SHARE LET’S GIVE NFL, NCAA PARITY THE BOOT

Having received my two front teeth years ago, all I want for the holiday this season is for parity to be given the boot.

In the NFL, the mediocrity of a 7-7 record is being rewarded in playoff excitement. Send the .500 teams home now.In college basketball, the NCAA's plan to equalize the teams is resulting in upstarts beating long-time powers. But isn't the best of sport the times when Goliath slays David? What if there's no David?

"In 1992, the NCAA switched the start of practice from October 15 to November 1 and we heard coaches, players and members of the media complain," says Jim Nantz of CBS. "The thinking was that the shorter pre-season would act as an equalizer by contributing to early-season upsets and the ultimate achievement of marginal teams into the (tournament) field of 64. It sounded like a viable theory.

"In contrast, this year the NCAA gave back the 16 days allowing coaches and players more time together in the pre-season. However, we are still looking at three different number-one teams in three weeks. Pre-season Top 25 teams are suffering startling upsets to non-ranked opponents."

Nantz will see parity up close Saturday when Indiana, which surprisingly lost three of its first five games, plays Kansas at 2 p.m. on KSL-TV.

Switching channels:

Wishful thinking or not, NCAA officials envision accelerated growth in the women's basketball tournament once television coverage shifts from CBS to ESPN in 1996.

"We had two priorities for the women's basketball championship," remarks NCAA Executive Director Cedric Dempsey. "A day of rest between the semifinal and final, and live coverage of earlier rounds."

ESPN and ESPN2 will televise 23 games each year - eight games from the round of 32, all eight regional semifinal games, all four regional finals, both national semifinals and the championship game. The national semifinals will now be contested on Fridays, with the title game contested on Sundays in prime time. ...
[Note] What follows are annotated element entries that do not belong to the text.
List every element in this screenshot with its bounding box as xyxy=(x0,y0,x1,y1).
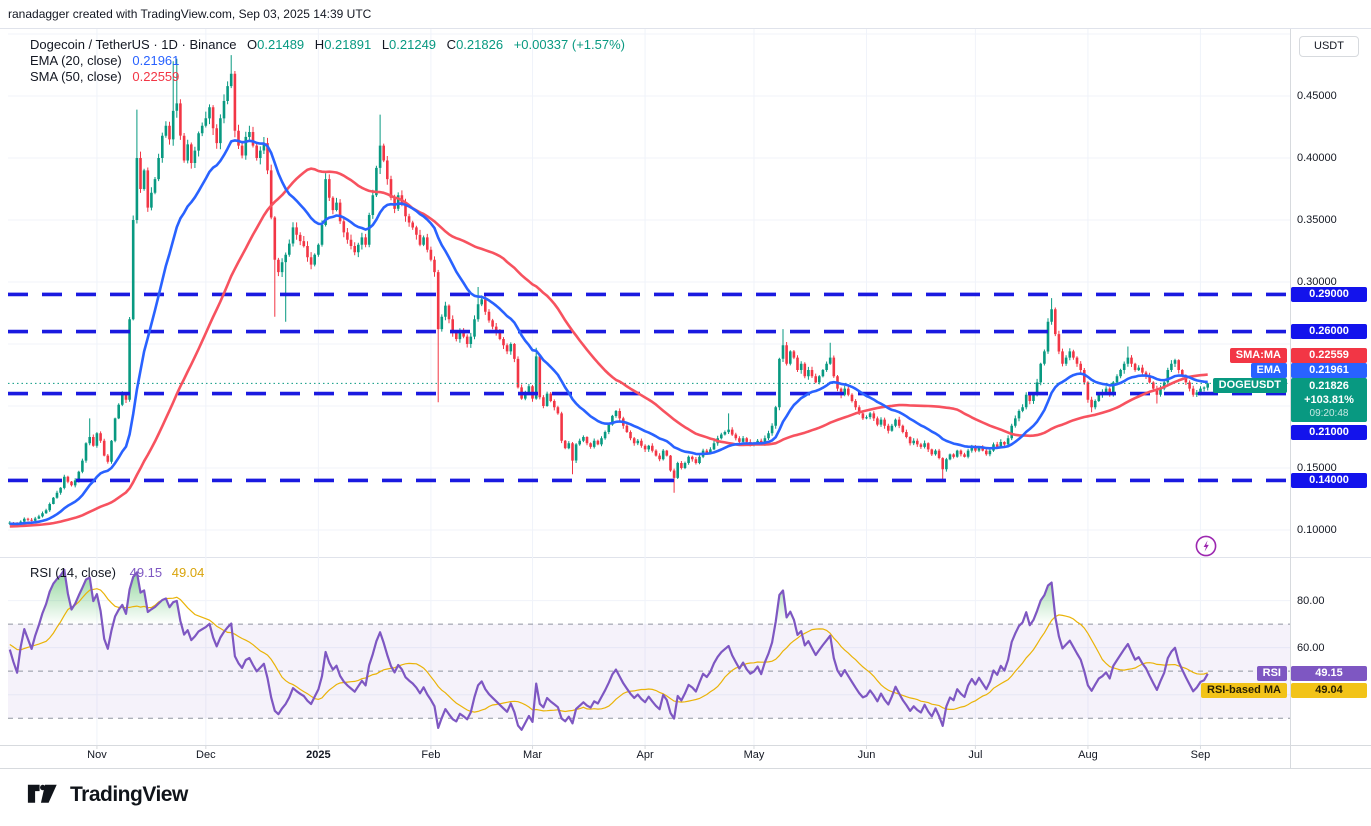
symbol-title: Dogecoin / TetherUS · 1D · Binance xyxy=(30,37,237,52)
rsi-ma-axis-tag: RSI-based MA xyxy=(1201,683,1287,698)
rsi-label: RSI (14, close) xyxy=(30,565,116,580)
candlestick-series xyxy=(8,55,1290,528)
currency-usdt-button[interactable]: USDT xyxy=(1299,36,1359,57)
time-axis-label-mar[interactable]: Mar xyxy=(523,749,543,761)
rsi-series xyxy=(8,568,1209,731)
sma-label: SMA (50, close) xyxy=(30,69,122,84)
open-value: 0.21489 xyxy=(257,37,305,52)
attribution-text: ranadagger created with TradingView.com,… xyxy=(8,7,372,21)
open-key: O xyxy=(247,37,258,52)
rsi-ma-axis-badge: 49.04 xyxy=(1291,683,1367,698)
price-axis-label: 0.10000 xyxy=(1297,524,1337,536)
price-axis-label: 0.35000 xyxy=(1297,214,1337,226)
rsi-line xyxy=(8,568,1209,731)
price-axis-label: 0.15000 xyxy=(1297,462,1337,474)
rsi-axis-label: 80.00 xyxy=(1297,594,1325,607)
level-axis-badge: 0.21000 xyxy=(1291,425,1367,440)
close-value: 0.21826 xyxy=(456,37,504,52)
rsi-ma-value: 49.04 xyxy=(171,565,205,580)
ema-legend[interactable]: EMA (20, close) 0.21961 xyxy=(30,53,179,68)
boost-lightning-icon[interactable] xyxy=(1195,535,1217,557)
tradingview-logo-mark xyxy=(27,784,57,803)
low-key: L xyxy=(381,37,390,52)
rsi-value: 49.15 xyxy=(129,565,163,580)
low-value: 0.21249 xyxy=(389,37,437,52)
sma-value: 0.22559 xyxy=(132,69,180,84)
rsi-legend[interactable]: RSI (14, close) 49.15 49.04 xyxy=(30,565,204,580)
level-axis-badge: 0.14000 xyxy=(1291,472,1367,488)
tradingview-logo-text: TradingView xyxy=(70,783,188,806)
ema-value: 0.21961 xyxy=(132,53,180,68)
time-axis-label-jun[interactable]: Jun xyxy=(857,749,876,761)
time-axis-label-sep[interactable]: Sep xyxy=(1190,749,1211,761)
close-key: C xyxy=(446,37,457,52)
tradingview-logo[interactable]: TradingView xyxy=(27,783,188,807)
candle-countdown: 09:20:48 xyxy=(1309,408,1349,419)
sma-axis-badge: 0.22559 xyxy=(1291,348,1367,363)
time-axis-label-apr[interactable]: Apr xyxy=(636,749,654,761)
ema-axis-tag: EMA xyxy=(1250,363,1287,378)
time-axis-label-dec[interactable]: Dec xyxy=(196,749,216,761)
price-axis-label: 0.45000 xyxy=(1297,90,1337,102)
symbol-axis-tag: DOGEUSDT xyxy=(1212,378,1287,393)
high-key: H xyxy=(314,37,325,52)
sma-legend[interactable]: SMA (50, close) 0.22559 xyxy=(30,69,179,84)
symbol-legend[interactable]: Dogecoin / TetherUS · 1D · Binance O0.21… xyxy=(30,37,625,52)
rsi-axis-badge: 49.15 xyxy=(1291,666,1367,681)
price-axis-label: 0.40000 xyxy=(1297,152,1337,164)
time-axis-label-nov[interactable]: Nov xyxy=(87,749,107,761)
sma50-line xyxy=(9,167,1208,528)
change-value: +0.00337 (+1.57%) xyxy=(513,37,625,52)
price-axis-label: 0.30000 xyxy=(1297,276,1337,288)
time-axis-label-may[interactable]: May xyxy=(743,749,765,761)
rsi-axis-tag: RSI xyxy=(1256,666,1287,681)
rsi-ma-line xyxy=(9,588,1208,713)
ema20-line xyxy=(9,139,1208,526)
current-price-value: 0.21826 xyxy=(1309,380,1349,392)
current-price-change: +103.81% xyxy=(1304,394,1354,406)
time-axis-label-jul[interactable]: Jul xyxy=(968,749,983,761)
high-value: 0.21891 xyxy=(324,37,372,52)
time-axis-label-2025[interactable]: 2025 xyxy=(306,749,331,761)
time-axis-label-aug[interactable]: Aug xyxy=(1078,749,1098,761)
time-axis-label-feb[interactable]: Feb xyxy=(421,749,441,761)
rsi-axis-label: 60.00 xyxy=(1297,641,1325,654)
level-axis-badge: 0.26000 xyxy=(1291,324,1367,340)
ema-label: EMA (20, close) xyxy=(30,53,122,68)
level-axis-badge: 0.29000 xyxy=(1291,286,1367,302)
ema-axis-badge: 0.21961 xyxy=(1291,363,1367,378)
sma-axis-tag: SMA:MA xyxy=(1229,348,1287,363)
current-price-badge: 0.21826 +103.81% 09:20:48 xyxy=(1291,378,1367,422)
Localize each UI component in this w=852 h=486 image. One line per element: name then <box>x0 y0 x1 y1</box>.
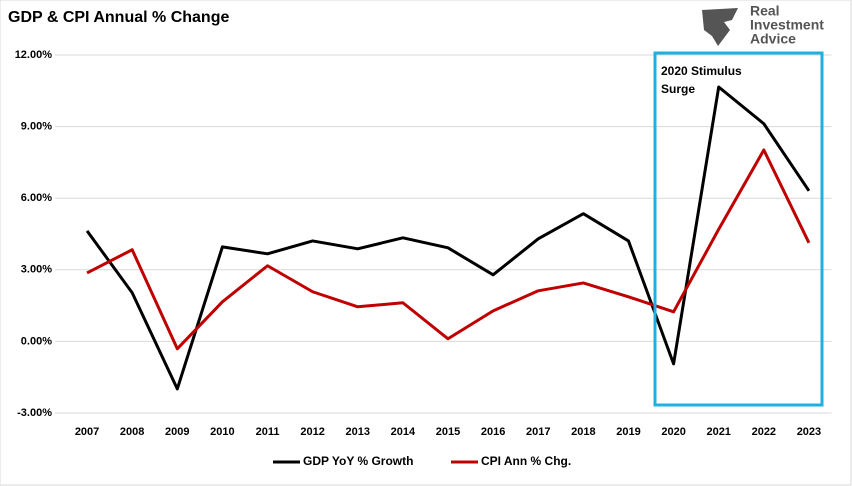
logo-text: Real <box>750 3 780 19</box>
x-tick-label: 2011 <box>256 426 280 438</box>
annotation: Surge <box>661 82 695 96</box>
logo-text: Advice <box>750 31 796 47</box>
legend: GDP YoY % Growth CPI Ann % Chg. <box>273 454 571 468</box>
x-tick-label: 2021 <box>706 426 730 438</box>
x-tick-label: 2019 <box>616 426 640 438</box>
logo: Real Investment Advice <box>702 3 824 47</box>
legend-label: GDP YoY % Growth <box>303 454 413 468</box>
highlight-box <box>653 51 824 407</box>
logo-icon <box>702 8 738 46</box>
x-tick-label: 2017 <box>526 426 550 438</box>
x-tick-label: 2014 <box>391 426 416 438</box>
x-tick-label: 2015 <box>436 426 460 438</box>
lines <box>85 85 811 391</box>
x-tick-label: 2008 <box>120 426 144 438</box>
x-tick-label: 2010 <box>210 426 234 438</box>
y-tick-label: 0.00% <box>21 335 52 347</box>
x-tick-label: 2007 <box>75 426 99 438</box>
x-tick-label: 2023 <box>797 426 821 438</box>
y-tick-label: -3.00% <box>17 407 52 419</box>
x-tick-label: 2013 <box>346 426 370 438</box>
y-tick-label: 3.00% <box>21 264 52 276</box>
x-tick-label: 2020 <box>661 426 685 438</box>
logo-text: Investment <box>750 17 824 33</box>
annotation: 2020 Stimulus <box>661 64 742 78</box>
y-tick-label: 9.00% <box>21 121 52 133</box>
y-tick-label: 12.00% <box>15 49 53 61</box>
chart-title: GDP & CPI Annual % Change <box>8 9 229 26</box>
legend-label: CPI Ann % Chg. <box>481 454 571 468</box>
x-tick-label: 2018 <box>571 426 595 438</box>
y-tick-label: 6.00% <box>21 192 52 204</box>
x-tick-label: 2022 <box>752 426 776 438</box>
series-line <box>85 85 811 391</box>
x-tick-label: 2009 <box>165 426 189 438</box>
series-line <box>86 148 811 351</box>
x-tick-label: 2016 <box>481 426 505 438</box>
x-tick-label: 2012 <box>300 426 324 438</box>
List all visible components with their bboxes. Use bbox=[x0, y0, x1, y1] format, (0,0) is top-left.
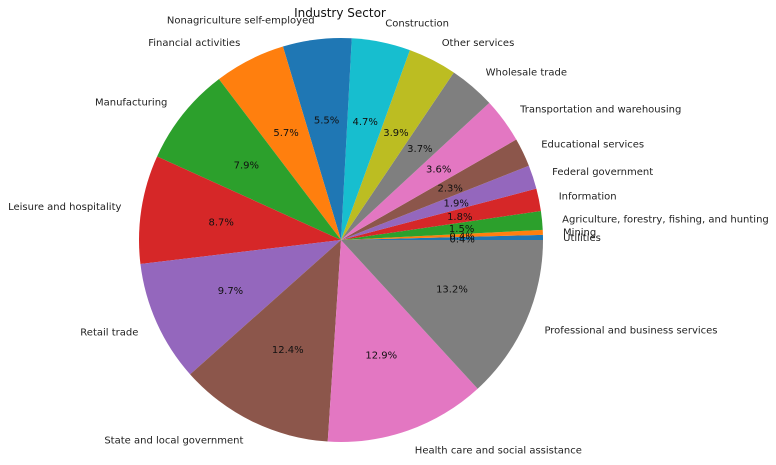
pie-slice-manufacturing bbox=[157, 79, 341, 240]
percent-labels-layer: 0.4%0.4%1.5%1.8%1.9%2.3%3.6%3.7%3.9%4.7%… bbox=[209, 116, 475, 362]
pie-category-label: Nonagriculture self-employed bbox=[167, 15, 315, 26]
slices-layer bbox=[139, 38, 543, 442]
pie-slice-nonagriculture-self-employed bbox=[282, 38, 352, 240]
pie-percent-label: 4.7% bbox=[352, 117, 377, 128]
pie-percent-label: 1.8% bbox=[447, 212, 472, 223]
pie-slice-transportation-and-warehousing bbox=[341, 102, 517, 240]
pie-percent-label: 3.6% bbox=[426, 164, 451, 175]
pie-percent-label: 8.7% bbox=[209, 217, 234, 228]
pie-category-label: State and local government bbox=[104, 436, 243, 447]
pie-category-label: Financial activities bbox=[148, 38, 240, 49]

I almost fell off the bed and crushed the dog Sunday when NBC's Charlie Jones shamelessly - or ignorantly - hyped the final minutes of the Broncos-Raiders game. With savior John Elway on the sidelines, there was no chance of Denver erasing a 17-point lead in the final three minutes. But Jones made it sound as if overtime was a near-certainty. Too bad Randy Gross, one of the most honest analysts on NFL telecasts, didn't make his partner sit in a corner for the remainder of the game.